Katie Isle, 33, is in constant pain with two prolapsed discs in her spine and a disc tear.
She can walk short distances around her Great Denham home with crutches but has to use a mobility scooter when outside.
The injury happened last summer while she was at her job as a paediatric nurse at Milton Keynes hospital, where she has worked for the past 10 years.
"I'd worked all through the first lockdown and it was just after it ended. I was helping a child during a procedure and my back just went," she said.
Katie said there may well have been existing damage to her back that caused the discs to collapse as they did. But years of heavy lifting at work did not help.
"The condition will only get worse. The only hope is surgery to replace the two damaged discs.
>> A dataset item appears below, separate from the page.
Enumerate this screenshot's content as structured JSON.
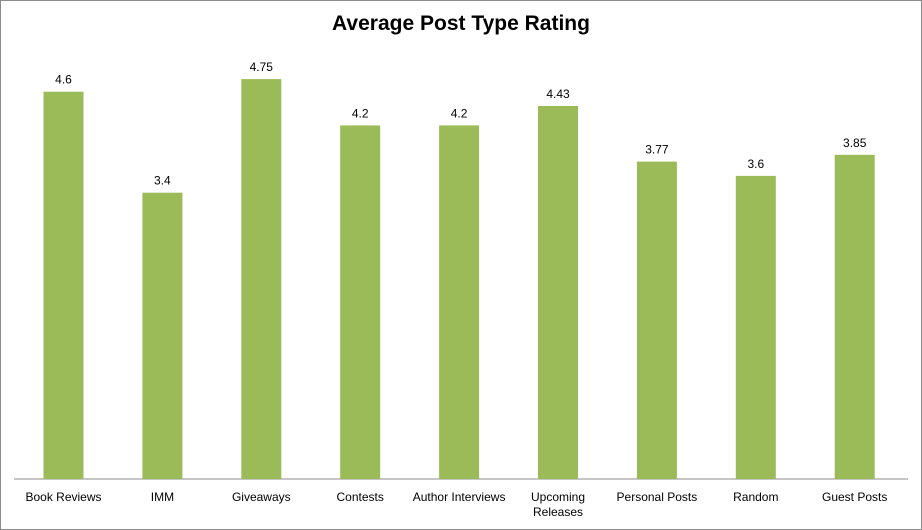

With that, I should be up and about again within three months, and even able to return to the job I love," she said.
"The problem is that the surgery is not available on the NHS It used to be, but they had to stop it because it is too expensive."
Private surgeons still carry out the operation, but it costs £25,000, said Katie.
"I found one NHS surgeon who still does it but the waiting list is extremely long - and that's if you're lucky enough to get on it.
"Going private is my only option. I have to raise the money somehow... I do feel it's unfair that after all the work I've done for the NHS, I have to pay for this myself. But I don't blame MK hospital - I loved working there and all this is the fault of the system, not the hospital."
Katie has launched a crowdfunding page here But so far the donations have totally just £500.
She is hoping to have the operation in a private London clinic in September. Meanwhile she is taking large doses of prescription painkillers to ease the pain.
"It's miserable. I want to have a full life and I want to work for the NHS. I may not be able to do as much lifting as there will always be a weakness in my back, but I'm sure I'll be able to do something," she said.